Jacob's vow has been the preacher's theme in every age, yet its teaching for the Christian Church has never been more greatly needed than it is today. Permit me, therefore, to put before you a few thoughts on giving to God as suggested by our text.

I. How we can Give to God. God, who giveth to all men liberally and upbraideth not, requires us to give to Him in return.

( a ) We give to Him when we give to those whom He has left, or made, poor in worldly substance. The widow, fatherless, unfortunate, incapable, even those who by sin and prodigality have brought themselves to want. As the father leaves little patches in his garden, and says to his children, 'I leave you to cultivate these; those are your little gardens,' so does our Heavenly Father leave, in those poor and needy ones, patches in His great garden for us to dress and keep; and he that 'giveth to the poor lendeth to the Lord'.

( b ) We give to him when we promote the great purposes which He has at heart. An earnest man is so bound up with his purposes and work that they are, as it were, but a larger self. We speak of men 'embarking' in enterprises going into them as the pilot into his ship. The wind that wafts the ship on carries him upon his way. Christ is steering the ship of this world's destinies and those of individual souls to the shore of safety and purity and bliss, and to help to fill its sails is to waft on Christ Himself on His triumphal way. Give to promote Christ's cause on the earth, and you are giving to God.

II. The Motive Power. All motive power which constrains men to give to God is from God Himself.

1. A recognition of dependence upon God. 'All that Thou shalt give me.' 'What hast thou that thou hast not received?' Tenants of God, we owe Him our rent of cheerful giving.

2. Gratitude to God. 'All that Thou shalt give me.' How generous is that 'all'. 'We are always giving, giving,' said one. 'Not quite that,' was the reply, 'but we are always getting, getting.' He gives life and friends; He gave His Son; He giveth the Holy Spirit to them that ask Him. 'What shall I render unto the Lord for all His benefits?'

3. Imitation of God.

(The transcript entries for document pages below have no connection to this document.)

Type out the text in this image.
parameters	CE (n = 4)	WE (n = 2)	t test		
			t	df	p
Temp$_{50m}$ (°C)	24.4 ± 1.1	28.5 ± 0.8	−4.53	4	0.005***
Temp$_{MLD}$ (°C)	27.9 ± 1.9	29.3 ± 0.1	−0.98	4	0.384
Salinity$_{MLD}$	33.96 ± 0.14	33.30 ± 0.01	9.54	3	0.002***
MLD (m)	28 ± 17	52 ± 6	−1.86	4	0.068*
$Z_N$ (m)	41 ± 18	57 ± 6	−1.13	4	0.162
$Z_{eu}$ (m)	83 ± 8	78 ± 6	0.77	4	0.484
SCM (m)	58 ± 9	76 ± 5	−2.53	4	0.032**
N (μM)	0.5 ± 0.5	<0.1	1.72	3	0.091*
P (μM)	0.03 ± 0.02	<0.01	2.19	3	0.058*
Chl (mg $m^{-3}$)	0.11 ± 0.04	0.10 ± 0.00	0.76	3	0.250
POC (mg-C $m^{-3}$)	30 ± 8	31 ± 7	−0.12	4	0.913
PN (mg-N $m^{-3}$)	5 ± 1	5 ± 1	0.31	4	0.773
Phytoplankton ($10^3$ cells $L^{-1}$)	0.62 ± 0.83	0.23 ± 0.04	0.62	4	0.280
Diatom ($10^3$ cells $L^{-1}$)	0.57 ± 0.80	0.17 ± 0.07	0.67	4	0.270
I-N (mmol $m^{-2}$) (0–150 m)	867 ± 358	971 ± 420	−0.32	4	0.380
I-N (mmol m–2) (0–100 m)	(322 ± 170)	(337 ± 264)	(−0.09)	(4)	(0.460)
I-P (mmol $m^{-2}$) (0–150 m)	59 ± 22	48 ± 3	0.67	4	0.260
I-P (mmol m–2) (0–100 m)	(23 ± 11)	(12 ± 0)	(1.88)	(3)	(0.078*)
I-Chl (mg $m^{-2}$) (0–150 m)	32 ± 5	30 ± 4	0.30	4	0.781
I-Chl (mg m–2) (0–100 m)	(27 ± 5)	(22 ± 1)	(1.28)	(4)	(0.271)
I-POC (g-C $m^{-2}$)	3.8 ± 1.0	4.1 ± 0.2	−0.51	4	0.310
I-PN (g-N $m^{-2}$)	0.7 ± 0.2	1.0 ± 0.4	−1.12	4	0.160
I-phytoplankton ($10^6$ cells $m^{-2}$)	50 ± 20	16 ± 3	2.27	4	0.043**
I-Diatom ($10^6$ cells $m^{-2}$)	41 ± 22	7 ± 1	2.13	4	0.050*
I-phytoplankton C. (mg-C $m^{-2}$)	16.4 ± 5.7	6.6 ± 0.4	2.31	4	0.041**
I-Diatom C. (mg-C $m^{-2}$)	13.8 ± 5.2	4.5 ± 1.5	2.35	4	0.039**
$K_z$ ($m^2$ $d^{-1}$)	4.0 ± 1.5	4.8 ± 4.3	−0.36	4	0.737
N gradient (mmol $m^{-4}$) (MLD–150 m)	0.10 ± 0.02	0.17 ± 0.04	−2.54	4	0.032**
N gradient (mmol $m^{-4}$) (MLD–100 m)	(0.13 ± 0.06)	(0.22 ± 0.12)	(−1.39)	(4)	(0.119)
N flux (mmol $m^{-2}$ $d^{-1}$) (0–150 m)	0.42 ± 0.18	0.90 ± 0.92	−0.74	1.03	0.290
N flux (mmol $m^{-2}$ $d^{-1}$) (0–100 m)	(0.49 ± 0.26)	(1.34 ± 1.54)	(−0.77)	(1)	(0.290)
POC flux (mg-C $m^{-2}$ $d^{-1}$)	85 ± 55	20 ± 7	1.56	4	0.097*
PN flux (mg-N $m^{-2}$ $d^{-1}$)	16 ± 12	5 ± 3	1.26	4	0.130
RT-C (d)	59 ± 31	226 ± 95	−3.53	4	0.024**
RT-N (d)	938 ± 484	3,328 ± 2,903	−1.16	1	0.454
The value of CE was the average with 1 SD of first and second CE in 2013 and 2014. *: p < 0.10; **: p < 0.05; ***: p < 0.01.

As He gives let us give. Be the children of your Father, Who maketh His sun to shine and His rain to fall on the just and unjust.

4. Response to God. 'Of all that Thou shalt give I shall give.' God's giving to us is the seed which He sows in our hearts and lives, to bring forth from them the fair harvest of kindliness, beneficence, helpfulness. What could He do for His vineyard that He has not done? Surely a 'tenth' is but a small return for such bountiful sowing.

III. Practical Rules for Giving.

1. Seize special times of blessing for devising liberal things for God. It was just after Jacob had his wonderful and comforting vision that he made this vow. As the swift current of the stream tells of the height of the mountains in which it took its rise, so if we seize the time of signal blessing from God for opening a fresh spring of devotedness and beneficence, its bountiful and eager flow will be preserved far into the tame plains of our ordinary life.

2. Lay your plans and adapt your expenditure for giving. 'I shall surely give.' Out of my abundance, if I have it; out of my poverty, if that is my lot. As the ancient Greeks spilt a little wine from the cup before tasting it, as a libation to the gods, so let us provide first for God. The firstfruits. I may want pictures, books, delicacies, fine clothes, travel, sight-seeing, even ordinary comfort, but 'I shall surely give'. If you have no other luxury, make sure of the luxury of doing good.

3. Bring system to your aid in giving. Not to check your generous impulses; but still, as the groundwork, there should be system. System as the measure, which, after filling, the heart is free to shake and press together, and make to run over.